A class of drugs – glitazone – which is used to treat diabetes may also find use in preventing Parkinson’s disease, a new study has revealed.
Osiglitazone or pioglitazone are the two drugs that fall under the glitazone class of diabetes drugs and a study has revealed that people using these drugs are relative protected against PD as compared to those who had used different treatments for diabetes.
In the cohort study conducted by Dr. Ruth Brauer, of the London School of Hygiene & Tropical Medicine, 44,597 people exposed to glitazones were compared against up to five individuals with diabetes who never used glitazones – 120,373 in total.
Researchers analysed over 14 years worth of data from 1999 to 2013. Researchers found that those on glitazones were 28 per cent less likely to be diagnosed with PD than individuals with diabetes who never used glitazones.
In a bid to make sure that other factors which are known predictors of PD – such as smoking and head injury – are also taken into account, researchers made necessary adjustments, but the results remained unchanged.
When the researchers considered past and current glitazone users separately, they found that the decreased incidence in PD was only observed in individuals currently using a glitazone (a 41 per cent decrease in PD incidence), not those who had previously used glitazone but stopped or switched to another medication, indicating little to no persisting benefit of glitazone use.
The cohort study echoes the findings of animal and in vitro studies which have already suggested that glitazones and other drugs may have neuroprotective effects.
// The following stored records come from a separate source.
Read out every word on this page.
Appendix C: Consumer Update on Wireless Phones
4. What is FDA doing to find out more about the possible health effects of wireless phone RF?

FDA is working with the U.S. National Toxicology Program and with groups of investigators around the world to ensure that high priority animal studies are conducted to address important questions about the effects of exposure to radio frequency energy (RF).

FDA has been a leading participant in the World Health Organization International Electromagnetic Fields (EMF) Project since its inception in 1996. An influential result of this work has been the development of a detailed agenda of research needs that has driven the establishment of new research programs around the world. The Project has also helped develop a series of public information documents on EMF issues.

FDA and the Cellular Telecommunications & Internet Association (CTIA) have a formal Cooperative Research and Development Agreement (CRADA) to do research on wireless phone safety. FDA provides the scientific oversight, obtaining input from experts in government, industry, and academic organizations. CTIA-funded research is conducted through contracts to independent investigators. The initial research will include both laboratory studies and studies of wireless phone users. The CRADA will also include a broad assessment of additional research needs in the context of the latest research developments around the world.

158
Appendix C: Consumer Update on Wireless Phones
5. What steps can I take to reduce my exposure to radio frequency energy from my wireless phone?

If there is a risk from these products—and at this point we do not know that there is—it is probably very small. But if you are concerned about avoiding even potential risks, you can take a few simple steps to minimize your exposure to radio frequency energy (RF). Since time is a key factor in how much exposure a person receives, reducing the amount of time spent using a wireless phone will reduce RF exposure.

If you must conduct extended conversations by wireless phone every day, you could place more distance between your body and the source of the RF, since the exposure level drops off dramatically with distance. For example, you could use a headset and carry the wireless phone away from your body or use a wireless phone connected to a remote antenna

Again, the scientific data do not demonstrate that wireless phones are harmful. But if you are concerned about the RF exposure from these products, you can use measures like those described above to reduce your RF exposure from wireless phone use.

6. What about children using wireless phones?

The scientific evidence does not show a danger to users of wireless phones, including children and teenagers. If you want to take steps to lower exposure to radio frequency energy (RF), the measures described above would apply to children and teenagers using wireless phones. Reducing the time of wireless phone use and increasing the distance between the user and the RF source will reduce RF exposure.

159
Researchers warn that the findings do not apply to people without diabetes and that they do not indicate whether glitazones can slow PD progression. Further, it is possible that unknown patient characteristics associated with glitazone use might also be linked to PD, contributing to the appearance of a direct causal connection. In addition, glitazones have been associated with serious side effects.
However, the authors are hopeful that these findings may pave the way towards other treatments that target the same pathway: “Our findings indicate that interventions based on the same mechanisms as PPAR? agonist activity may be fruitful targets for future research in PD.”